Oleh: Azwir Nazar
MATA dunia kembali tertuju pada Turki usai percobaan kudeta fiksi militer gagal. Tragedi berdarah dan dramatis tersebut berlangsung cepat dan mengerikan.
Diawali dengan penutupan jembatan Bogazici dan Fatih Sultan Mehmet yang menghubungkan Asia dan Eropa oleh militer di selat Bosphorus hingga menyebabkan kemacetan dan kepanikan.
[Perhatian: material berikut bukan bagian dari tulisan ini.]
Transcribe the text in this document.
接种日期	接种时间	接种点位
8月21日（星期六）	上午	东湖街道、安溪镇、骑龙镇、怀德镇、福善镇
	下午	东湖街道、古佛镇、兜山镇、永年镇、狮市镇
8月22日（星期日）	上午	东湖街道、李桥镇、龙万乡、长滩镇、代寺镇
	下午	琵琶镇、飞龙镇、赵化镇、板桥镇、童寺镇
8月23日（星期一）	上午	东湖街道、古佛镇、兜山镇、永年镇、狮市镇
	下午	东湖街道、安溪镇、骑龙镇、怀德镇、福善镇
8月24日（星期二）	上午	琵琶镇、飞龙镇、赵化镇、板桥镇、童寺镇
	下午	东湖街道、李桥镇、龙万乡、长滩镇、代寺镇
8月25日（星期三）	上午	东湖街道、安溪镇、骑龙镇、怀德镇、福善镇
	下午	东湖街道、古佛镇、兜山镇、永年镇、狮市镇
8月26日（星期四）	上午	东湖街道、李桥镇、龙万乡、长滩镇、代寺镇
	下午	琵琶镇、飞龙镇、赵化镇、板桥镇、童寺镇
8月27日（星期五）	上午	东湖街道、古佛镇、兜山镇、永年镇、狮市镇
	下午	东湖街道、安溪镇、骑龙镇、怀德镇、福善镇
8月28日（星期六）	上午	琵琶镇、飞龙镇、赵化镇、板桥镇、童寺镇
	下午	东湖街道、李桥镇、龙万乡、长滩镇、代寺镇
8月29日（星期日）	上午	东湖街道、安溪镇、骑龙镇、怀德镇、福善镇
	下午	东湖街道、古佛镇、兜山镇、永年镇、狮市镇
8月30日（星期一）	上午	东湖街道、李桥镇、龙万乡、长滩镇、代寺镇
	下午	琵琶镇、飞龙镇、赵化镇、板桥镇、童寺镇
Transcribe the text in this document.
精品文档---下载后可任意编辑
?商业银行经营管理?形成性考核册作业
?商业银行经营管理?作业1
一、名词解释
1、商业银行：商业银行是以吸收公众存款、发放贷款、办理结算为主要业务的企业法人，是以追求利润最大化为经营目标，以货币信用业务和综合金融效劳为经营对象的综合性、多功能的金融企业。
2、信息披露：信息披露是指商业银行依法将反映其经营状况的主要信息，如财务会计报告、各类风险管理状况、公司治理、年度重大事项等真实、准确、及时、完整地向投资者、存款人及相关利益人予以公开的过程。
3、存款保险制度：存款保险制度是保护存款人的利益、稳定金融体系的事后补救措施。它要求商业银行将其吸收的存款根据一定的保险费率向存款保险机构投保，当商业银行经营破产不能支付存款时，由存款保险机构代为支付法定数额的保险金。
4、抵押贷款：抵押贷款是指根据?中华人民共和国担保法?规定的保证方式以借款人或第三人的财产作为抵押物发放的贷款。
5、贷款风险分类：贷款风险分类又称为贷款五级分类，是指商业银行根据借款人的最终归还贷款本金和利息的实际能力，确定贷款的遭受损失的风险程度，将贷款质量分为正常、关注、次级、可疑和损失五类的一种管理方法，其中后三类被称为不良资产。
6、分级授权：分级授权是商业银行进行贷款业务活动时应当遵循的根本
Masyarakat mulai menyerbu market untuk antri membeli makanan takut Turki bakal lumpuh total. Jet tempur yang terbang rendah dengan meledakkan bom sonic di udara di beberapa titik di Istanbul membuat gedung dan rumah bergetar. Tank militer keluar barak dan suara tembakan di banyak tempat menjadikan malam 15 Juli kemarin paling menakutkan.
Di Ibukota Ankara para pengkudeta juga membom Istana Presiden, kantor parlemen, MIT (Milli Istihbarat Teşkilatı) dan mengusai televisi Pemerintah TRT.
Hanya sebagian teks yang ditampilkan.